A Study of Trends in Beliefs and Attitudes Toward Cancer Eva Schernhammer & Gerald Haidinger & models of health beliefs aim to explain people's health behaviors by relating them to their beliefs. Table 1 Summary statistics comparing with individual beliefs regarding potential for cancer cure and causes for developing cancer. It affects perceptions of health, illness and death, beliefs about causes of disease, approaches to health promotion, how illness and pain are experienced and expressed, where patients seek help, and the types of treatment patients prefer. Cultural Barriers to Treatment and Compliance by Marcia Carteret, M. Ed. | Mar 1, Because many health beliefs and behaviors are culturally-based, it follows that when two different cultures come together in a health care setting, a .

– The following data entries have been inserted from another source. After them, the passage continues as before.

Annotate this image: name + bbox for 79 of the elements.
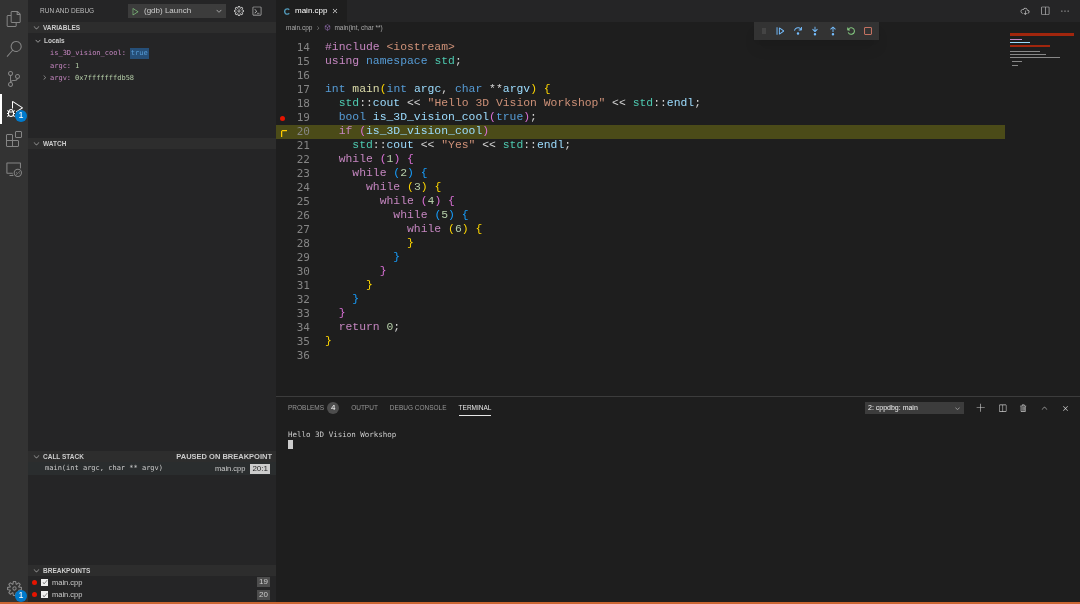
code-line: } bbox=[325, 334, 332, 350]
line-number: 15 bbox=[295, 53, 310, 70]
line-number: 25 bbox=[295, 193, 310, 210]
source-control-icon[interactable] bbox=[6, 71, 22, 87]
line-number: 23 bbox=[295, 165, 310, 182]
code-line: if (is_3D_vision_cool) bbox=[337, 124, 490, 140]
code-line: int main(int argc, char **argv) { bbox=[325, 82, 551, 98]
code-line: while (5) { bbox=[392, 208, 469, 224]
code-line: bool is_3D_vision_cool(true); bbox=[337, 110, 537, 126]
count-badge: 4 bbox=[327, 402, 340, 414]
debug-icon[interactable] bbox=[7, 101, 23, 117]
launch-config-select[interactable]: (gdb) Launch bbox=[128, 4, 226, 18]
line-number: 17 bbox=[295, 81, 310, 98]
line-badge: 20 bbox=[257, 589, 270, 600]
code-line: while (2) { bbox=[351, 166, 428, 182]
checkbox[interactable] bbox=[41, 578, 48, 586]
line-number: 31 bbox=[295, 277, 310, 294]
code-line: return 0; bbox=[337, 320, 401, 336]
checkbox[interactable] bbox=[41, 591, 48, 599]
line-number: 29 bbox=[295, 249, 310, 266]
code-line: #include <iostream> bbox=[325, 40, 455, 56]
line-number: 27 bbox=[295, 221, 310, 238]
trash-icon[interactable] bbox=[1019, 403, 1028, 413]
line-badge: 19 bbox=[257, 577, 270, 588]
chevron-icon bbox=[41, 73, 48, 81]
code-line: } bbox=[406, 236, 414, 252]
line-number: 35 bbox=[295, 333, 310, 350]
code-line: std::cout << "Hello 3D Vision Workshop" << std::endl; bbox=[337, 96, 701, 112]
code-line: while (4) { bbox=[378, 194, 455, 210]
line-number: 22 bbox=[295, 151, 310, 168]
split-editor-icon[interactable] bbox=[1040, 6, 1050, 16]
editor-tab[interactable]: main.cpp bbox=[276, 0, 348, 22]
remote-icon[interactable] bbox=[6, 161, 22, 177]
badge: 1 bbox=[15, 110, 27, 122]
close-icon[interactable] bbox=[331, 7, 340, 15]
line-number: 21 bbox=[295, 137, 310, 154]
method-icon bbox=[324, 24, 332, 31]
line-number: 32 bbox=[295, 291, 310, 308]
line-number: 26 bbox=[295, 207, 310, 224]
stop-icon[interactable] bbox=[863, 26, 874, 36]
code-line: } bbox=[337, 306, 346, 322]
step-into-icon[interactable] bbox=[810, 26, 821, 36]
line-number: 14 bbox=[295, 39, 310, 56]
settings-icon[interactable] bbox=[234, 6, 244, 16]
line-number: 16 bbox=[295, 67, 310, 84]
line-number: 24 bbox=[295, 179, 310, 196]
code-line: } bbox=[378, 264, 387, 280]
terminal-cursor bbox=[288, 440, 293, 449]
line-number: 30 bbox=[295, 263, 310, 280]
line-number: 33 bbox=[295, 305, 310, 322]
line-number: 28 bbox=[295, 235, 310, 252]
extensions-icon[interactable] bbox=[6, 131, 22, 147]
explorer-icon[interactable] bbox=[6, 11, 22, 27]
code-line: while (1) { bbox=[337, 152, 414, 168]
close-icon[interactable] bbox=[1061, 403, 1070, 413]
chevron-icon bbox=[315, 24, 322, 31]
search-icon[interactable] bbox=[6, 41, 22, 57]
line-number: 36 bbox=[295, 347, 310, 364]
badge: 1 bbox=[15, 590, 27, 602]
position-badge: 20:1 bbox=[250, 463, 270, 474]
add-icon[interactable] bbox=[976, 403, 986, 413]
code-line: } bbox=[351, 292, 360, 308]
line-number: 18 bbox=[295, 95, 310, 112]
code-line: while (3) { bbox=[365, 180, 442, 196]
play-icon bbox=[131, 6, 140, 16]
restart-icon[interactable] bbox=[845, 26, 856, 36]
code-line: } bbox=[365, 278, 373, 294]
continue-icon[interactable] bbox=[775, 26, 786, 36]
download-icon[interactable] bbox=[1020, 6, 1030, 16]
step-over-icon[interactable] bbox=[792, 26, 803, 36]
cpp-file-icon bbox=[284, 7, 291, 15]
split-icon[interactable] bbox=[998, 403, 1007, 413]
code-line: while (6) { bbox=[406, 222, 483, 238]
line-number: 20 bbox=[295, 123, 310, 140]
code-line: using namespace std; bbox=[325, 54, 462, 70]
line-number: 19 bbox=[295, 109, 310, 126]
code-line: std::cout << "Yes" << std::endl; bbox=[351, 138, 572, 154]
code-line: } bbox=[392, 250, 401, 266]
line-number: 34 bbox=[295, 319, 310, 336]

These factors, coupled with a dramatic reduction in physical activity resulting from altered traditional work patterns and greater access to fast foods, has resulted in an epidemic of diabetes in this and other Native American communities.

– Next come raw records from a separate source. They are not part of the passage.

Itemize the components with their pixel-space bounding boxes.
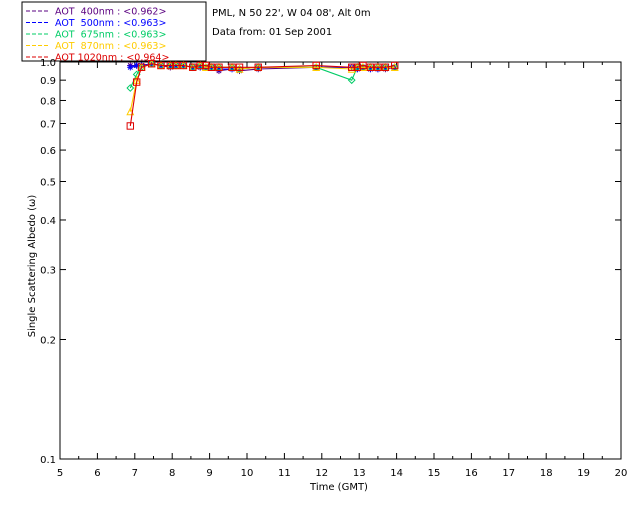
x-tick-label: 11 [278,468,291,479]
series-4 [126,60,399,130]
x-tick-label: 10 [241,468,254,479]
x-tick-label: 17 [502,468,515,479]
x-tick-label: 8 [169,468,175,479]
y-tick-label: 0.5 [40,178,56,189]
y-tick-label: 0.2 [40,335,56,346]
header-line-location: PML, N 50 22', W 04 08', Alt 0m [212,8,371,19]
legend-label: AOT 400nm : <0.962> [55,7,166,18]
plot-area [126,59,399,130]
y-tick-label: 0.6 [40,146,56,157]
x-tick-label: 13 [353,468,366,479]
legend-label: AOT 500nm : <0.963> [55,18,166,29]
x-tick-label: 7 [132,468,138,479]
x-tick-label: 9 [206,468,212,479]
y-tick-label: 0.4 [40,216,56,227]
y-tick-label: 0.1 [40,455,56,466]
y-tick-label: 1.0 [40,58,56,69]
x-tick-label: 18 [540,468,553,479]
legend-label: AOT 675nm : <0.963> [55,30,166,41]
y-axis-label: Single Scattering Albedo (ω) [27,195,38,338]
x-tick-label: 19 [577,468,590,479]
y-tick-label: 0.7 [40,119,56,130]
x-tick-label: 15 [428,468,441,479]
x-tick-label: 12 [315,468,328,479]
legend-box: AOT 400nm : <0.962>AOT 500nm : <0.963>AO… [21,1,207,64]
legend-label: AOT 870nm : <0.963> [55,41,166,52]
x-tick-label: 6 [94,468,100,479]
x-tick-label: 14 [390,468,403,479]
x-tick-label: 5 [57,468,63,479]
x-tick-label: 16 [465,468,478,479]
y-tick-label: 0.3 [40,266,56,277]
header-line-date: Data from: 01 Sep 2001 [212,27,332,38]
y-tick-label: 0.8 [40,96,56,107]
axes: 5 6 7 8 9 10 11 12 13 14 15 16 17 18 19 20 0.1 0.2 0.3 0.4 0… [40,58,627,479]
x-axis-label: Time (GMT) [309,482,368,493]
x-tick-label: 20 [615,468,628,479]
plot-frame [59,61,622,460]
chart: AOT 400nm : <0.962>AOT 500nm : <0.963>AO… [21,1,627,493]
y-tick-label: 0.9 [40,76,56,87]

The need to consider cultural factors in the care of people with diabetes has been identified for several decades. Yet we are not close to effectively addressing this issue in practice. Further, by thinking that culture is what other people have, we objectify culture and distance ourselves from it and from ethnic patients.
We have failed to adequately address our responsibilities as practitioners for having competent knowledge and skill sets and using them effectively when working with ethnic clients. It is exceptionally difficult to describe or comprehend the extent to which ethnocentrism and racism have been woven into the fabric of our health care system.
These provider beliefs, coupled with an undeveloped skill set, result in inadequate care. We need knowledge-based strategies delivered by culturally skilled practitioners to truly address diabetes health issues with minority clients.
Ethnocentric or culturally encapsulated programs result in under-use and premature termination; arguably, this constitutes professional malpractice. These skills include the informed abilities to:Belief and Traditions that impact the Latino Healthcare. Claudia Medina, MD, MHA, MPH. Program Director.
How culture influences health beliefs • Cultural issues play a major role in patient compliance. – The use of healing/treatment practices in health provision and seeking behaviors.
Cultural and Socioeconomic Factors Affecting Cancer Screening, Early Detection and Care in the Latino Population. Perceptions of cancer causes, positive personal experiences with cancer cures, and knowledge of cancer cures and causes generally improved across all groups.
Those with less education were less likely to believe that cancer could be cured in , a difference that resolved in Cultural Barriers to Treatment and Compliance by Marcia Carteret, M. Ed.
| Mar 1, Because many health beliefs and behaviors are culturally-based, it follows that when two different cultures come together in a health care setting, a .
cure/treatment of fracture, unexplainable ailments, malaria, poison and even infertility to mention but a few. Although development, civilization and education among other factors have helped to introduce change tremendously towards these beliefs and behavior to . Abstract: Health attributions influence health beliefs and subsequent health behaviors.
Health attributions are partly shaped by culture. In turn, cultural health attributions affect beliefs about disease, treatment, and health practices. Like-wise, culture influences health and healing practices.